Method 2 - about 8 hours in the smoker and a few more to finish in the oven. Notice the juicy goodness

Arguments about either method? I’ve tried both. The second will guarantee some juicy finished product and save you some headache of stoking the fire.  The bark may not be as crispy in the end, but it will still be delicious. I promise.

Burnt Ends

Brisket Burnt Ends

Here we have the cap sliced off, and it cut into chunks

Here’s where we get to make good use of the cap.  Once the meat has rested, cut off the cap and then slice it up.  Toss it liberally in some BBQ rub and a little sauce, throw it in a foil pocket or disposable foil pan, and put them back in the smoker for another hour or two.  Guaranteed good eats.

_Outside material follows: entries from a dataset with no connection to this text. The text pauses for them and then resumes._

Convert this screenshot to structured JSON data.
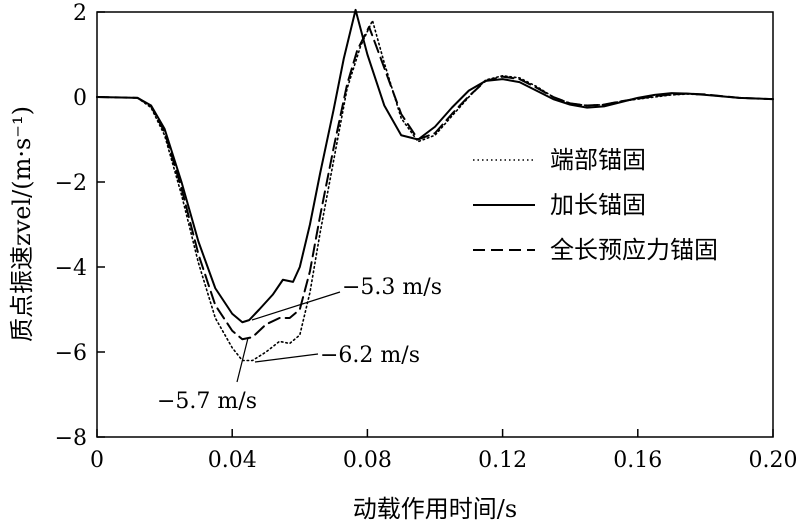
{
  "chart_data": {
    "type": "line",
    "xlabel": "动载作用时间/s",
    "ylabel": "质点振速zvel/(m·s⁻¹)",
    "xlim": [
      0,
      0.2
    ],
    "ylim": [
      -8,
      2
    ],
    "xticks": [
      0,
      0.04,
      0.08,
      0.12,
      0.16,
      0.2
    ],
    "xtick_labels": [
      "0",
      "0.04",
      "0.08",
      "0.12",
      "0.16",
      "0.20"
    ],
    "yticks": [
      2,
      0,
      -2,
      -4,
      -6,
      -8
    ],
    "ytick_labels": [
      "2",
      "0",
      "−2",
      "−4",
      "−6",
      "−8"
    ],
    "grid": false,
    "legend_position": "right",
    "series": [
      {
        "name": "端部锚固",
        "style": "dotted",
        "x": [
          0,
          0.012,
          0.016,
          0.02,
          0.025,
          0.03,
          0.035,
          0.04,
          0.043,
          0.046,
          0.05,
          0.054,
          0.057,
          0.06,
          0.063,
          0.066,
          0.07,
          0.074,
          0.078,
          0.0815,
          0.085,
          0.09,
          0.095,
          0.1,
          0.105,
          0.11,
          0.115,
          0.12,
          0.125,
          0.13,
          0.135,
          0.14,
          0.145,
          0.15,
          0.155,
          0.16,
          0.165,
          0.17,
          0.175,
          0.18,
          0.19,
          0.2
        ],
        "y": [
          0,
          -0.02,
          -0.25,
          -0.9,
          -2.3,
          -3.9,
          -5.2,
          -5.9,
          -6.2,
          -6.2,
          -6.0,
          -5.75,
          -5.8,
          -5.6,
          -4.6,
          -3.2,
          -1.5,
          0.2,
          1.2,
          1.8,
          0.8,
          -0.5,
          -1.05,
          -0.9,
          -0.45,
          0.0,
          0.4,
          0.5,
          0.45,
          0.25,
          0.0,
          -0.15,
          -0.2,
          -0.18,
          -0.1,
          -0.05,
          0.0,
          0.05,
          0.07,
          0.05,
          -0.02,
          -0.05
        ]
      },
      {
        "name": "加长锚固",
        "style": "solid",
        "x": [
          0,
          0.012,
          0.016,
          0.02,
          0.025,
          0.03,
          0.035,
          0.04,
          0.043,
          0.045,
          0.048,
          0.052,
          0.055,
          0.058,
          0.06,
          0.063,
          0.066,
          0.07,
          0.073,
          0.0765,
          0.08,
          0.085,
          0.09,
          0.095,
          0.1,
          0.105,
          0.11,
          0.115,
          0.12,
          0.125,
          0.13,
          0.135,
          0.14,
          0.145,
          0.15,
          0.155,
          0.16,
          0.165,
          0.17,
          0.175,
          0.18,
          0.19,
          0.2
        ],
        "y": [
          0,
          -0.02,
          -0.2,
          -0.75,
          -2.0,
          -3.4,
          -4.5,
          -5.1,
          -5.3,
          -5.25,
          -5.0,
          -4.65,
          -4.3,
          -4.35,
          -4.0,
          -3.0,
          -1.8,
          -0.3,
          0.9,
          2.05,
          1.0,
          -0.2,
          -0.9,
          -1.0,
          -0.7,
          -0.25,
          0.15,
          0.38,
          0.42,
          0.35,
          0.15,
          -0.05,
          -0.18,
          -0.25,
          -0.22,
          -0.12,
          -0.02,
          0.05,
          0.09,
          0.08,
          0.05,
          -0.02,
          -0.05
        ]
      },
      {
        "name": "全长预应力锚固",
        "style": "dashed",
        "x": [
          0,
          0.012,
          0.016,
          0.02,
          0.025,
          0.03,
          0.035,
          0.04,
          0.043,
          0.046,
          0.05,
          0.054,
          0.057,
          0.06,
          0.063,
          0.066,
          0.07,
          0.074,
          0.077,
          0.0805,
          0.084,
          0.09,
          0.095,
          0.1,
          0.105,
          0.11,
          0.115,
          0.12,
          0.125,
          0.13,
          0.135,
          0.14,
          0.145,
          0.15,
          0.155,
          0.16,
          0.165,
          0.17,
          0.175,
          0.18,
          0.19,
          0.2
        ],
        "y": [
          0,
          -0.02,
          -0.22,
          -0.82,
          -2.15,
          -3.7,
          -4.9,
          -5.5,
          -5.7,
          -5.65,
          -5.35,
          -5.2,
          -5.2,
          -5.0,
          -4.1,
          -2.8,
          -1.2,
          0.3,
          1.1,
          1.65,
          0.9,
          -0.4,
          -1.0,
          -0.85,
          -0.4,
          0.02,
          0.38,
          0.48,
          0.42,
          0.22,
          0.0,
          -0.15,
          -0.2,
          -0.18,
          -0.1,
          -0.04,
          0.02,
          0.06,
          0.08,
          0.06,
          -0.02,
          -0.05
        ]
      }
    ],
    "annotations": [
      {
        "text": "−5.3 m/s",
        "x": 0.045,
        "y": -5.3
      },
      {
        "text": "−6.2 m/s",
        "x": 0.047,
        "y": -6.2
      },
      {
        "text": "−5.7 m/s",
        "x": 0.044,
        "y": -5.7
      }
    ]
  }
}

Brisket Burnt Ends .... mmmmmmmmmmmmmmm



Juicy Goodness saved... any ideas what to do with the drippings? I am all ears!


Slice the brisket across the grain, I like to cut it on the thicker side but do whatever you like. Don’t be upset if the meat is so tender that you cannot slice it thin without first letting it cool a little bit.  Invite a bunch of friends over and eat it up !!